David memegang benda kenyal itu, perlahan mengelusnya bersamaan dengan ciumannya yang beralih ke leher.


Lily mencoba membungkam mulutnya dari desahan hebat. Kenyataannya dia kembali basah saat David memasukan satu jarinya ke dalam celana dalamnya.


"David…."


"Hanya masuk."


Dan Lily merasa ini sedikit tidak adil, dirinya tidak mengenakan apapun, tapi David menggunakan pakaian lengkap. Dia hanya menurunkan rel sleting celanya, menggesekan kejantanannya pada milik Lily.


"David…"


"Masuk… aku akan masuk."


"Aaaaakkkhhhh…." Lily menggigit bibir bawahnya ketika kepalanya yang baru masuk. Kewanitaannya sepertinya kembali mengecil dalam satu malam, dan itu membuatnya kembali merasakan sensasi geli juga sakit di saat bersamaan.


"Sedikit lagi…." 


Dan Lily tahu itu belum setengahnya, milik David terlalu panjang.
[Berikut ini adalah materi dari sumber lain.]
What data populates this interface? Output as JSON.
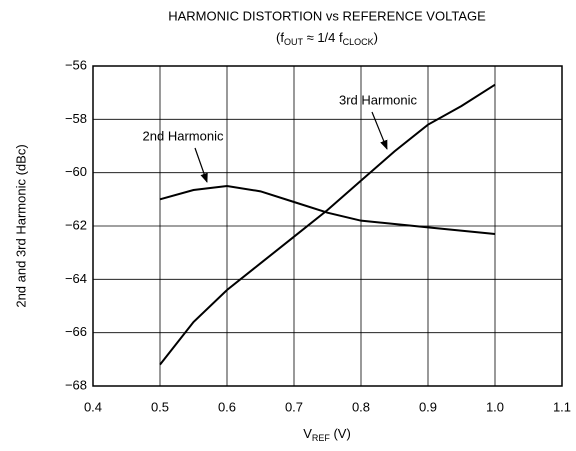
{
  "chart_data": {
    "type": "line",
    "title": "HARMONIC DISTORTION vs REFERENCE VOLTAGE",
    "subtitle_parts": [
      "(f",
      "OUT",
      " ≈ 1/4 f",
      "CLOCK",
      ")"
    ],
    "x_label_parts": [
      "V",
      "REF",
      " (V)"
    ],
    "y_label": "2nd and 3rd Harmonic (dBc)",
    "xlim": [
      0.4,
      1.1
    ],
    "xticks": [
      0.4,
      0.5,
      0.6,
      0.7,
      0.8,
      0.9,
      {
        "value": 1,
        "label": "1.0"
      },
      1.1
    ],
    "ylim": [
      -68,
      -56
    ],
    "yticks": [
      {
        "value": -68,
        "label": "−68"
      },
      {
        "value": -66,
        "label": "−66"
      },
      {
        "value": -64,
        "label": "−64"
      },
      {
        "value": -62,
        "label": "−62"
      },
      {
        "value": -60,
        "label": "−60"
      },
      {
        "value": -58,
        "label": "−58"
      },
      {
        "value": -56,
        "label": "−56"
      }
    ],
    "grid": true,
    "annotations": [
      "2nd Harmonic",
      "3rd Harmonic"
    ],
    "series": [
      {
        "color": "#000000",
        "x": [
          0.5,
          0.55,
          0.6,
          0.65,
          0.7,
          0.75,
          0.8,
          0.9,
          1.0
        ],
        "values": [
          -61.0,
          -60.65,
          -60.5,
          -60.7,
          -61.1,
          -61.5,
          -61.8,
          -62.05,
          -62.3
        ]
      },
      {
        "color": "#000000",
        "x": [
          0.5,
          0.55,
          0.6,
          0.65,
          0.7,
          0.75,
          0.8,
          0.85,
          0.9,
          0.95,
          1.0
        ],
        "values": [
          -67.2,
          -65.6,
          -64.4,
          -63.4,
          -62.4,
          -61.4,
          -60.3,
          -59.2,
          -58.2,
          -57.5,
          -56.7
        ]
      }
    ]
  }
}
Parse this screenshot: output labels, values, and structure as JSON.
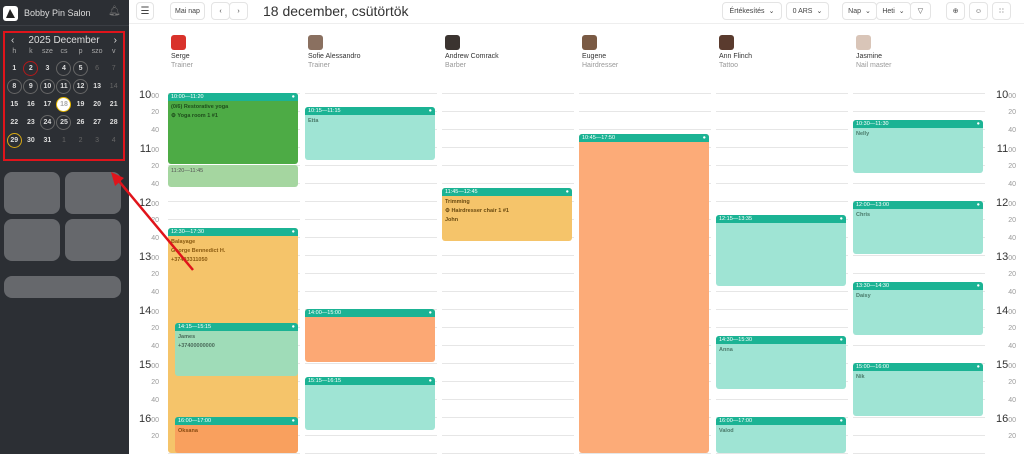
{
  "app": {
    "name": "Bobby Pin Salon"
  },
  "mini_calendar": {
    "title": "2025 December",
    "weekdays": [
      "h",
      "k",
      "sze",
      "cs",
      "p",
      "szo",
      "v"
    ],
    "days": [
      {
        "n": "1",
        "s": ""
      },
      {
        "n": "2",
        "s": "red"
      },
      {
        "n": "3",
        "s": ""
      },
      {
        "n": "4",
        "s": "ring"
      },
      {
        "n": "5",
        "s": "ring"
      },
      {
        "n": "6",
        "s": "dim"
      },
      {
        "n": "7",
        "s": "dim"
      },
      {
        "n": "8",
        "s": "ring"
      },
      {
        "n": "9",
        "s": "ring"
      },
      {
        "n": "10",
        "s": "ring"
      },
      {
        "n": "11",
        "s": "ring"
      },
      {
        "n": "12",
        "s": "ring"
      },
      {
        "n": "13",
        "s": ""
      },
      {
        "n": "14",
        "s": "dim"
      },
      {
        "n": "15",
        "s": ""
      },
      {
        "n": "16",
        "s": ""
      },
      {
        "n": "17",
        "s": ""
      },
      {
        "n": "18",
        "s": "sel"
      },
      {
        "n": "19",
        "s": ""
      },
      {
        "n": "20",
        "s": ""
      },
      {
        "n": "21",
        "s": ""
      },
      {
        "n": "22",
        "s": ""
      },
      {
        "n": "23",
        "s": ""
      },
      {
        "n": "24",
        "s": "ring"
      },
      {
        "n": "25",
        "s": "ring"
      },
      {
        "n": "26",
        "s": ""
      },
      {
        "n": "27",
        "s": ""
      },
      {
        "n": "28",
        "s": ""
      },
      {
        "n": "29",
        "s": "yel"
      },
      {
        "n": "30",
        "s": ""
      },
      {
        "n": "31",
        "s": ""
      },
      {
        "n": "1",
        "s": "dim"
      },
      {
        "n": "2",
        "s": "dim"
      },
      {
        "n": "3",
        "s": "dim"
      },
      {
        "n": "4",
        "s": "dim"
      }
    ]
  },
  "toolbar": {
    "today": "Mai nap",
    "date_title": "18 december, csütörtök",
    "sales": "Értékesítés",
    "currency": "0 ARS",
    "view_day": "Nap",
    "view_week": "Heti"
  },
  "staff": [
    {
      "name": "Serge",
      "role": "Trainer",
      "color": "#d9322b"
    },
    {
      "name": "Sofie Alessandro",
      "role": "Trainer",
      "color": "#8a7060"
    },
    {
      "name": "Andrew Comrack",
      "role": "Barber",
      "color": "#3b3430"
    },
    {
      "name": "Eugene",
      "role": "Hairdresser",
      "color": "#7a5a44"
    },
    {
      "name": "Ann Flinch",
      "role": "Tattoo",
      "color": "#5a3b2e"
    },
    {
      "name": "Jasmine",
      "role": "Nail master",
      "color": "#d9c5b8"
    }
  ],
  "hours": [
    "10",
    "11",
    "12",
    "13",
    "14",
    "15",
    "16"
  ],
  "minute_labels": {
    "zero": "00",
    "twenty": "20",
    "forty": "40"
  },
  "events": [
    {
      "col": 0,
      "start": "10:00",
      "end": "11:20",
      "time": "10:00—11:20",
      "lines": [
        "(0/6) Restorative yoga",
        "⚙ Yoga room 1 #1"
      ],
      "bg": "#4dab45",
      "head": "#1bb394",
      "text": "#1f4d1c"
    },
    {
      "col": 0,
      "start": "11:20",
      "end": "11:45",
      "time": "11:20—11:45",
      "lines": [],
      "bg": "#a5d6a0",
      "head": "",
      "text": "#555"
    },
    {
      "col": 0,
      "start": "12:30",
      "end": "17:30",
      "time": "12:30—17:30",
      "lines": [
        "Balayage",
        "George Bennedict H.",
        "+37493311050"
      ],
      "bg": "#f5c46a",
      "head": "#1bb394",
      "text": "#8a5a10"
    },
    {
      "col": 0,
      "start": "14:15",
      "end": "15:15",
      "time": "14:15—15:15",
      "lines": [
        "James",
        "+37400000000"
      ],
      "bg": "#9fdcb8",
      "head": "#1bb394",
      "text": "#4a6a5a",
      "indent": true
    },
    {
      "col": 0,
      "start": "16:00",
      "end": "17:00",
      "time": "16:00—17:00",
      "lines": [
        "Oksana"
      ],
      "bg": "#f9a05e",
      "head": "#1bb394",
      "text": "#8a4a10",
      "indent": true
    },
    {
      "col": 1,
      "start": "10:15",
      "end": "11:15",
      "time": "10:15—11:15",
      "lines": [
        "Etta"
      ],
      "bg": "#9fe4d4",
      "head": "#1bb394",
      "text": "#4a7a6a"
    },
    {
      "col": 1,
      "start": "14:00",
      "end": "15:00",
      "time": "14:00—15:00",
      "lines": [],
      "bg": "#fca874",
      "head": "#1bb394",
      "text": "#555"
    },
    {
      "col": 1,
      "start": "15:15",
      "end": "16:15",
      "time": "15:15—16:15",
      "lines": [],
      "bg": "#9fe4d4",
      "head": "#1bb394",
      "text": "#555"
    },
    {
      "col": 2,
      "start": "11:45",
      "end": "12:45",
      "time": "11:45—12:45",
      "lines": [
        "Trimming",
        "⚙ Hairdresser chair 1 #1",
        "John"
      ],
      "bg": "#f5c46a",
      "head": "#1bb394",
      "text": "#6a4a10"
    },
    {
      "col": 3,
      "start": "10:45",
      "end": "17:50",
      "time": "10:45—17:50",
      "lines": [],
      "bg": "#fcab78",
      "head": "#1bb394",
      "text": "#555"
    },
    {
      "col": 4,
      "start": "12:15",
      "end": "13:35",
      "time": "12:15—13:35",
      "lines": [],
      "bg": "#9fe4d4",
      "head": "#1bb394",
      "text": "#555"
    },
    {
      "col": 4,
      "start": "14:30",
      "end": "15:30",
      "time": "14:30—15:30",
      "lines": [
        "Anna"
      ],
      "bg": "#9fe4d4",
      "head": "#1bb394",
      "text": "#4a7a6a"
    },
    {
      "col": 4,
      "start": "16:00",
      "end": "17:00",
      "time": "16:00—17:00",
      "lines": [
        "Valod"
      ],
      "bg": "#9fe4d4",
      "head": "#1bb394",
      "text": "#4a7a6a"
    },
    {
      "col": 5,
      "start": "10:30",
      "end": "11:30",
      "time": "10:30—11:30",
      "lines": [
        "Nelly"
      ],
      "bg": "#9fe4d4",
      "head": "#1bb394",
      "text": "#4a7a6a"
    },
    {
      "col": 5,
      "start": "12:00",
      "end": "13:00",
      "time": "12:00—13:00",
      "lines": [
        "Chris"
      ],
      "bg": "#9fe4d4",
      "head": "#1bb394",
      "text": "#4a7a6a"
    },
    {
      "col": 5,
      "start": "13:30",
      "end": "14:30",
      "time": "13:30—14:30",
      "lines": [
        "Daisy"
      ],
      "bg": "#9fe4d4",
      "head": "#1bb394",
      "text": "#4a7a6a"
    },
    {
      "col": 5,
      "start": "15:00",
      "end": "16:00",
      "time": "15:00—16:00",
      "lines": [
        "Nik"
      ],
      "bg": "#9fe4d4",
      "head": "#1bb394",
      "text": "#4a7a6a"
    }
  ],
  "annotation_color": "#e0141b"
}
"Aaakkhhhh…." Lily membungkam desahannya di ceruk leher David.


"Sebentar, Sayang."


David ingin menghentak, tapi dia jelas tahu kondisi Lily. Berada di dalamnya saja membuat David berkedut.


Lily memejamkan matanya sambil menyembunyilan wajah di dada David ketika semuanya memenuhi kewanitaannya. David berhasil memasukan semuanya, dan itu sampai menyentuh dinding rahimnya.


"Sudah sampai, Sayang. Sekarang kau bisa tidur."


David gila, bagaimana dirinya bisa tidur dengan keadaan kewanitaan yang mengganjal kuat di sana. 


"David…. Aku tidak nyaman."


"Kau akan terbiasa."


Entah kapan hal itu terjadi, kejantanan David menengang kuat. Membesar dan membuat Lily tidak nyaman, apalagi dengan tangan David yang masih merayap menyentuh dadanya. 


Kenyataannya, David sengja membuat Lily memintanya agar bergerak.


"Sudah, ayo tidur."


"Aku…. Ini terlalu mengganjal," ucap Lily bergerak, membuat David berusaha menahan pinggangnya untuk menghentak.


David menggertakan giginya menahan kenikmatan ketika Lily bergerak sedikit saja.


"David, geli….," Ucap Lily tidak tahan untuk melepaskan benda itu. Namun, David menahan pinggangnya. Semakin berusaha Lily menjauh, David menanamkannya lebih dalam.


"Ayo, tidur. Besok adalah hari yang panjang."


Dan Lily tahu, David tidak akan melepaskannya sampa pria itu meledak.


"Satu kali saja, nanti cabut."


David membuka matanya, dia menyeringai. "Oke, satu kali ledakan karena kau yang minta."


"Pelan-pelan."


"Tidak ada lagi rasa sakit, aku janji, hanya ada kenikmatan."


Lily memejamkan matanya ketika David mulai bergerak berirama, menanmkannya begitu dalam hingga istrinya bersura, "A… aaakkkhh….."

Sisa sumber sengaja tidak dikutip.